Joan seems to fall in love with Keenan simply because he is aloof to her. It doesn't seem healthy. Meredith falls in love with Trent and drops all her neuroses and her reluctance to trust after a good date, a bad date, and another good date (at which point she hops in the sack with him) - and after he takes care of her enormous behemoth of a dog while she goes to a funeral. It seems a little quick for her to declare herself this way after the film makes such a point of showing how scarred she's been by men, but maybe getting someone to take care of a dog like that is no easy task. Then again, it's also Jon Stewart. How can you NOT fall in love with Jon Stewart? He's a groovy guy, and he wrote a funny book called "Naked Pictures Of Famous People."

The story comes together neatly, although I won't reveal how, and everything's as peachy as it can get. While the characters are somewhat less than adequately fleshed out and the dialog doesn't feel as natural as it could, the cast makes up for what the script lacks. Jolie is clearly the stand-out - she gets most of the good dialog and is enjoyable to watch. Connery and Rowlands trading barbs is fun, and Quaid is interesting to puzzle over as he feeds outrageous stories to random folks in random bars.

I thought I'd have some trouble watching Anderson in a movie and not thinking "Hey... why the hell are you dawdling around with these idiots? The truth is out there! Go find it! C'mon!" However, I was able to put that aside and root for Jon Stewart to win her over. Heck, I suppose I'd like to see Jon Stewart show up on the X-Files and bag Scully.
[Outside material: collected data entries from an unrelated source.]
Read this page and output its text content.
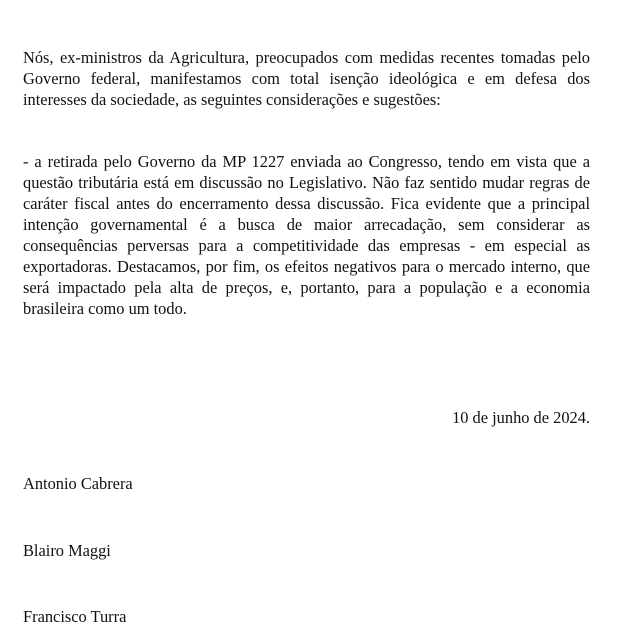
Nós, ex-ministros da Agricultura, preocupados com medidas recentes tomadas pelo Governo federal, manifestamos com total isenção ideológica e em defesa dos interesses da sociedade, as seguintes considerações e sugestões:

- a retirada pelo Governo da MP 1227 enviada ao Congresso, tendo em vista que a questão tributária está em discussão no Legislativo. Não faz sentido mudar regras de caráter fiscal antes do encerramento dessa discussão. Fica evidente que a principal intenção governamental é a busca de maior arrecadação, sem considerar as consequências perversas para a competitividade das empresas - em especial as exportadoras. Destacamos, por fim, os efeitos negativos para o mercado interno, que será impactado pela alta de preços, e, portanto, para a população e a economia brasileira como um todo.

10 de junho de 2024.

Antonio Cabrera

Blairo Maggi

Francisco Turra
The film was built around the thought that 'talking about love is like dancing about architecture.' In other words, excessive analysis and drawn-out conversations about relationships are useless when it comes to true love. This might explain why people are so quick to declare they're in love, but cramming characters into the theme of the movie without adequate motivation isn't a wise course of action for any film. However, a good cast can make you forget about things like this and let you enjoy the film anyway.